Le club des polarophiles québécois

Un homme très recherché (de John Le Carré)

MD (janvier 2010)


En un coup d'oeil

  • Date de publication originale: 2008 (A most wanted man).
  • Date de l'édition française: 2008 (Seuil, Points, 408p).
  • Genre(s): thriller, espionnageé
  • Mots-clés: clandestins, Hambourg, banque, agents secrets
  • Personnage principal: Gunther Bachmann, agent secret allemand
  • Très bon résumé: ici
  • Liens externes:

À mon avis

C'est avec une grande satisfaction que j'ai retrouvé un auteur délaissé depuis si longtemps que je ne sais même plus pourquoi. Pourtant, depuis 1961 (L'appel du mort), John Le Carré (né en 1931) produit un roman tous les 2 ou 3 ans. Leur qualité est toujours reconnue. Mais son hyperréalisme (pure fiction, selon lui) n'est pas à mettre entre toutes les mains. C'est probablement en opposant son Smiley aux James Bond qu'on a commencé à parler d'anti-héros. Ses espions, en effet, se caractérisent plus par une odeur de fonctionnaire (au mieux de diplomate) que d'aventurier. Et ses histoires ne se terminent pas toujours bien. Ce sont donc de vrais thrillers, loin des aventures de Tintin ou de l'Arche perdue. L'auteur a de l'humour (voir le site anglais) mais ses personnages ne sourient pas beaucoup et les situations prêtent moins à rire qu'à réfléchir. Si on cherche à se délasser avec San Antonio ou Pennac, vaut mieux éviter John Le Carré.

Ces généralités s'appliquent parfaitement à son dernier roman, Un homme très recherché. Ça commence lentement : une filature incongrue dans une rue brumeuse de Hambourg, du genre M le Maudit. Dans l'art du rythme, Le Carré est un maître. Le crescendo qu'il construit aboutit à un final abracadabrant, pourtant bien orchestré pour traduire la confusion ahurissante dans laquelle travaillent les différentes agences de renseignements, avec leurs informations fragmentaires, leur luttes de pouvoir internes et internationales, leur besoin devenu vital de briller dans les journaux pour relever le prestige de leurs organisations. Pour un Turc ou un musulman, passer d'étranger à suspect, puis à coupable, s'effectue en un tour de main et quelques courriels. Dans le même esprit, passer de l'aide humanitaire à la déloyauté, puis à la complicité pour accomplir un attentat terroriste, s'accomplit en un clin d'œil. Depuis le 11 septembre, dans une ville comme Hambourg d'où se sont envolés les terroristes, tout le monde a intérêt à porter attention à la fesse sur laquelle il s'asseoit.

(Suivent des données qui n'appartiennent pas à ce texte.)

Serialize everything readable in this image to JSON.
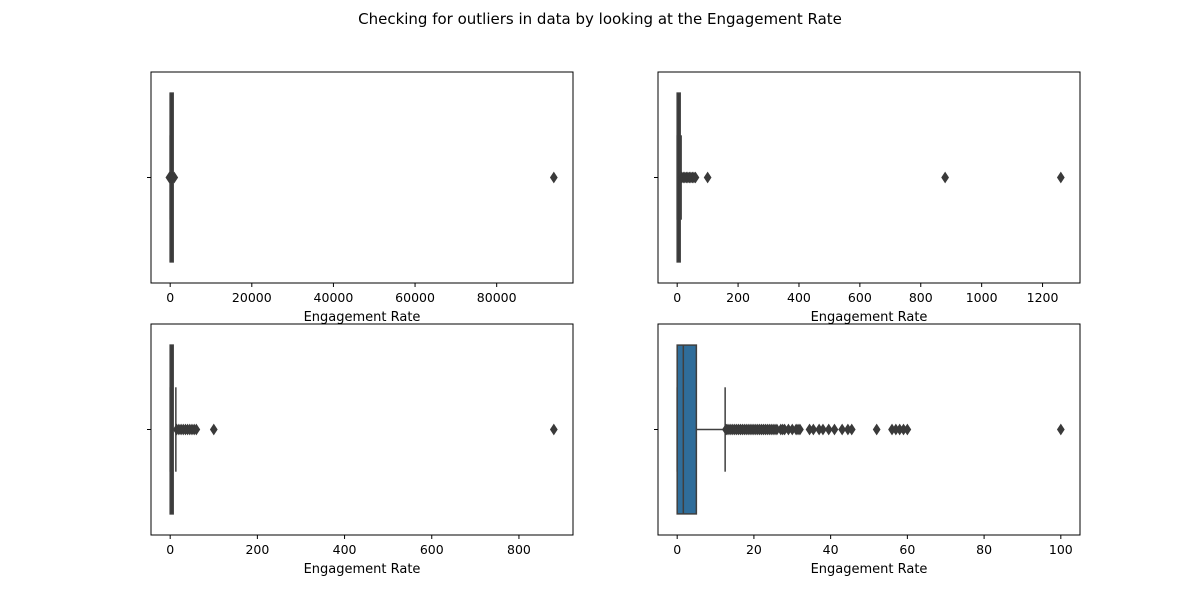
{
  "figure": {
    "title": "Checking for outliers in data by looking at the Engagement Rate"
  },
  "chart_data": [
    {
      "type": "box",
      "panel": "top-left",
      "xlabel": "Engagement Rate",
      "xlim": [
        -4700,
        98700
      ],
      "xticks": [
        0,
        20000,
        40000,
        60000,
        80000
      ],
      "box_color": "#3a3a3a",
      "box": {
        "q1": 0,
        "median": 1,
        "q3": 5,
        "whisker_low": 0,
        "whisker_high": 12
      },
      "outliers": [
        -200,
        100,
        300,
        600,
        1000,
        94000
      ]
    },
    {
      "type": "box",
      "panel": "top-right",
      "xlabel": "Engagement Rate",
      "xlim": [
        -63,
        1323
      ],
      "xticks": [
        0,
        200,
        400,
        600,
        800,
        1000,
        1200
      ],
      "box_color": "#3a3a3a",
      "box": {
        "q1": 0,
        "median": 1,
        "q3": 6,
        "whisker_low": 0,
        "whisker_high": 13
      },
      "outliers": [
        15,
        20,
        25,
        30,
        35,
        40,
        45,
        50,
        55,
        60,
        100,
        880,
        1260
      ]
    },
    {
      "type": "box",
      "panel": "bottom-left",
      "xlabel": "Engagement Rate",
      "xlim": [
        -44,
        924
      ],
      "xticks": [
        0,
        200,
        400,
        600,
        800
      ],
      "box_color": "#3a3a3a",
      "box": {
        "q1": 0,
        "median": 1,
        "q3": 5,
        "whisker_low": 0,
        "whisker_high": 13
      },
      "outliers": [
        15,
        20,
        25,
        30,
        35,
        40,
        45,
        50,
        55,
        60,
        100,
        880
      ]
    },
    {
      "type": "box",
      "panel": "bottom-right",
      "xlabel": "Engagement Rate",
      "xlim": [
        -5,
        105
      ],
      "xticks": [
        0,
        20,
        40,
        60,
        80,
        100
      ],
      "box_color": "#2f6d9a",
      "box": {
        "q1": 0,
        "median": 1.6,
        "q3": 5,
        "whisker_low": 0,
        "whisker_high": 12.5
      },
      "outliers": [
        12.7,
        13,
        13.5,
        14,
        14.5,
        15,
        15.5,
        16,
        16.5,
        17,
        17.5,
        18,
        18.5,
        19,
        19.5,
        20,
        20.5,
        21,
        21.5,
        22,
        22.5,
        23,
        23.5,
        24,
        24.5,
        25,
        25.5,
        26,
        27,
        27.5,
        28,
        29,
        30,
        31,
        31.5,
        32,
        34.5,
        35.5,
        37,
        38,
        39.5,
        41,
        43,
        44.5,
        45.5,
        52,
        56,
        57,
        58,
        59,
        60,
        100
      ]
    }
  ]
}
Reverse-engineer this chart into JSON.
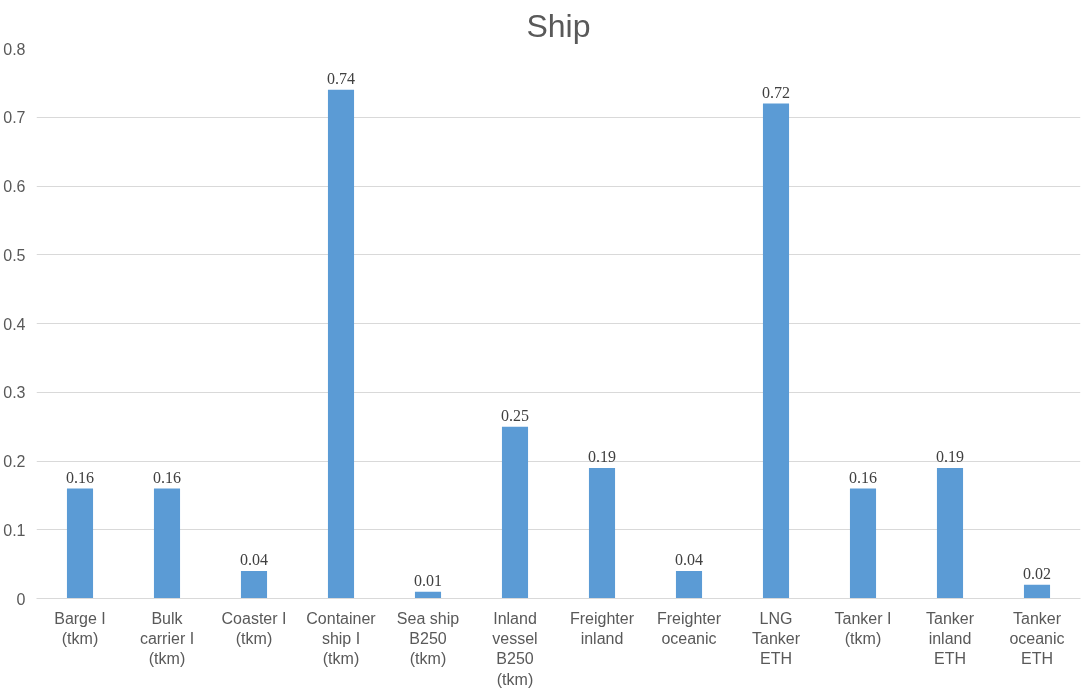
{
  "chart_data": {
    "type": "bar",
    "title": "Ship",
    "categories": [
      "Barge I (tkm)",
      "Bulk carrier I (tkm)",
      "Coaster I (tkm)",
      "Container ship I (tkm)",
      "Sea ship B250 (tkm)",
      "Inland vessel B250 (tkm)",
      "Freighter inland",
      "Freighter oceanic",
      "LNG Tanker ETH",
      "Tanker I (tkm)",
      "Tanker inland ETH",
      "Tanker oceanic ETH"
    ],
    "values": [
      0.16,
      0.16,
      0.04,
      0.74,
      0.01,
      0.25,
      0.19,
      0.04,
      0.72,
      0.16,
      0.19,
      0.02
    ],
    "color": "#5b9bd5",
    "ylim": [
      0,
      0.8
    ],
    "yticks": [
      {
        "value": 0,
        "label": "0"
      },
      0.1,
      0.2,
      0.3,
      0.4,
      0.5,
      0.6,
      0.7,
      0.8
    ],
    "grid": "y",
    "data_labels": true
  }
}
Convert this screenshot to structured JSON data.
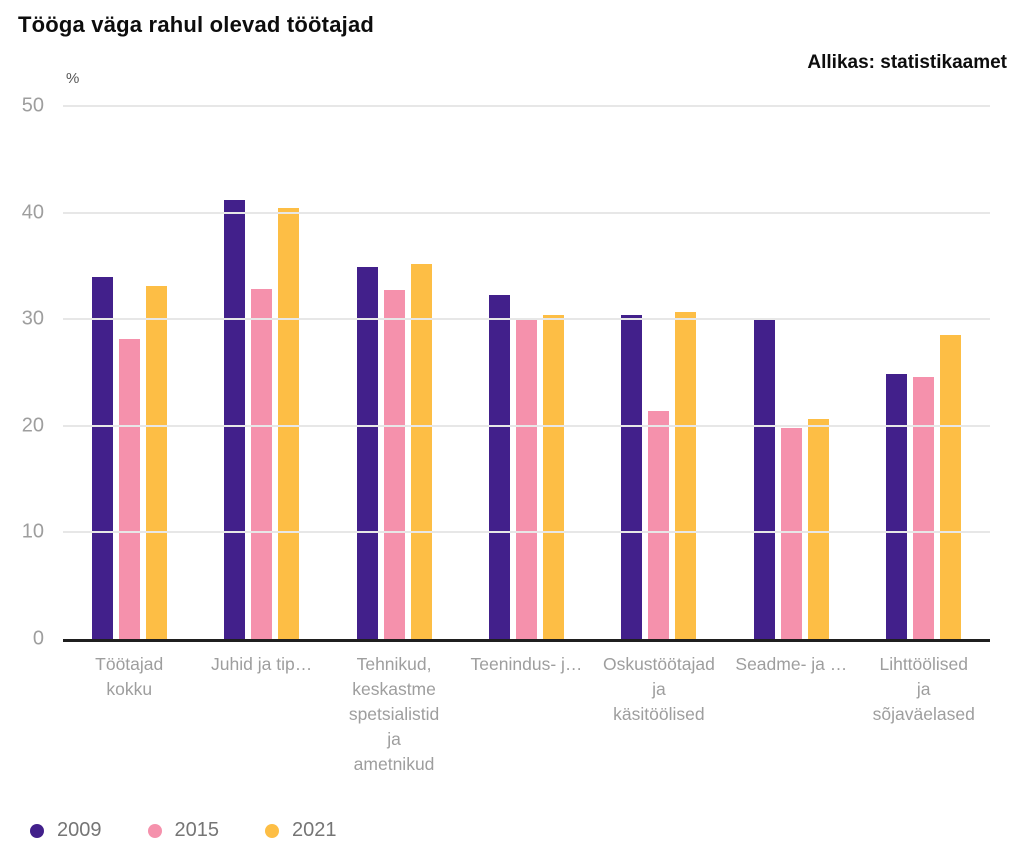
{
  "header": {
    "source": "Allikas: statistikaamet"
  },
  "chart_data": {
    "type": "bar",
    "title": "Tööga väga rahul olevad töötajad",
    "xlabel": "",
    "ylabel": "%",
    "ylim": [
      0,
      50
    ],
    "y_ticks": [
      0,
      10,
      20,
      30,
      40,
      50
    ],
    "grid": true,
    "legend_position": "bottom-left",
    "axis_color": "#1f1f1f",
    "gridline_color": "#e7e7e7",
    "tick_label_color": "#9e9e9e",
    "categories": [
      "Töötajad kokku",
      "Juhid ja tip…",
      "Tehnikud, keskastme spetsialistid ja ametnikud",
      "Teenindus- j…",
      "Oskustöötajad ja käsitöölised",
      "Seadme- ja …",
      "Lihttöölised ja sõjaväelased"
    ],
    "category_label_lines": [
      [
        "Töötajad",
        "kokku"
      ],
      [
        "Juhid ja tip…"
      ],
      [
        "Tehnikud,",
        "keskastme",
        "spetsialistid",
        "ja",
        "ametnikud"
      ],
      [
        "Teenindus- j…"
      ],
      [
        "Oskustöötajad",
        "ja",
        "käsitöölised"
      ],
      [
        "Seadme- ja …"
      ],
      [
        "Lihttöölised",
        "ja",
        "sõjaväelased"
      ]
    ],
    "series": [
      {
        "name": "2009",
        "color": "#42208b",
        "values": [
          34.0,
          41.2,
          34.9,
          32.3,
          30.4,
          30.1,
          24.9
        ]
      },
      {
        "name": "2015",
        "color": "#f591ac",
        "values": [
          28.1,
          32.8,
          32.7,
          30.1,
          21.4,
          19.8,
          24.6
        ]
      },
      {
        "name": "2021",
        "color": "#fdbe45",
        "values": [
          33.1,
          40.4,
          35.2,
          30.4,
          30.7,
          20.6,
          28.5
        ]
      }
    ]
  }
}
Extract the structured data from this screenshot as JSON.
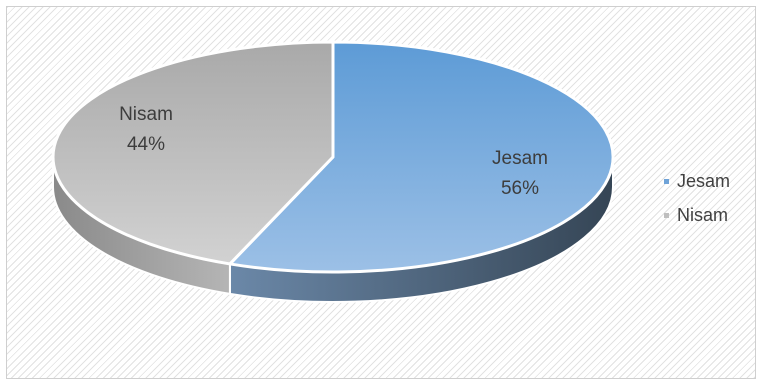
{
  "chart_data": {
    "type": "pie",
    "style": "3d",
    "series": [
      {
        "name": "Jesam",
        "value": 56,
        "label": "56%",
        "color": "#6fa3d8",
        "side_color": "#4a5d73"
      },
      {
        "name": "Nisam",
        "value": 44,
        "label": "44%",
        "color": "#bfbfbf",
        "side_color": "#9a9a9a"
      }
    ],
    "legend": [
      "Jesam",
      "Nisam"
    ],
    "legend_position": "right"
  }
}
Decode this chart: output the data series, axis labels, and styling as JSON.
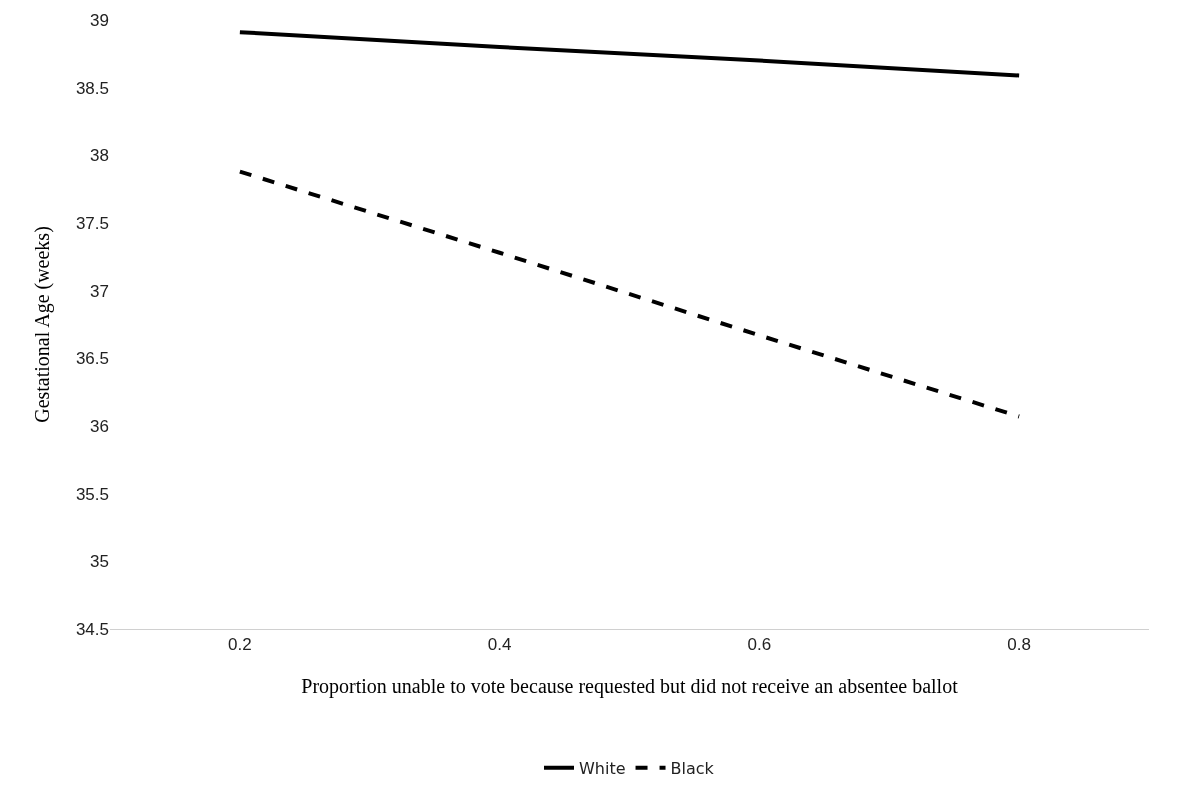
{
  "chart_data": {
    "type": "line",
    "xlabel": "Proportion unable to vote because requested but did not receive an absentee ballot",
    "ylabel": "Gestational Age (weeks)",
    "categories": [
      "0.2",
      "0.4",
      "0.6",
      "0.8"
    ],
    "ylim": [
      34.5,
      39
    ],
    "yticks": [
      34.5,
      35,
      35.5,
      36,
      36.5,
      37,
      37.5,
      38,
      38.5,
      39
    ],
    "grid": false,
    "legend": "bottom",
    "marker": "none",
    "series": [
      {
        "name": "White",
        "color": "#000000",
        "line_style": "solid",
        "values": [
          38.91,
          38.8,
          38.7,
          38.59
        ]
      },
      {
        "name": "Black",
        "color": "#000000",
        "line_style": "dashed",
        "values": [
          37.88,
          37.28,
          36.67,
          36.07
        ]
      }
    ]
  }
}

En quelques traits, Le Carré peint quelques personnages qui s'incrustent facilement dans notre mémoire. Ils sont nombreux, mais on reconnaît sans peine la différence entre un personnage principal et un auxiliaire. La mémoire n'est donc pas surchargée et l'intrigue se déroule avec clarté et cohérence, bien que les rapports de force établis ne nous permettent pas de deviner, ni de déduire, le dénouement. Surtout quand on sait que l'auteur n'est pas un optimiste. Notre satisfaction ne vient pas du fait qu'on participe aux châtiments des mauvais et à la gloire des bons, frontière d'ailleurs pas toujours évidente chez notre auteur, mais plutôt du fait que nous avons l'impression d'être un peu plus intelligents, du moins lucides, ce qui n'est pourtant pas nécessairement vrai. Le Carré recourt plus, il le répète souvent, à son imagination qu'aux sciences politiques. Mais son imagination est celle d'un homme à la tête bien faite. Un grand plaisir.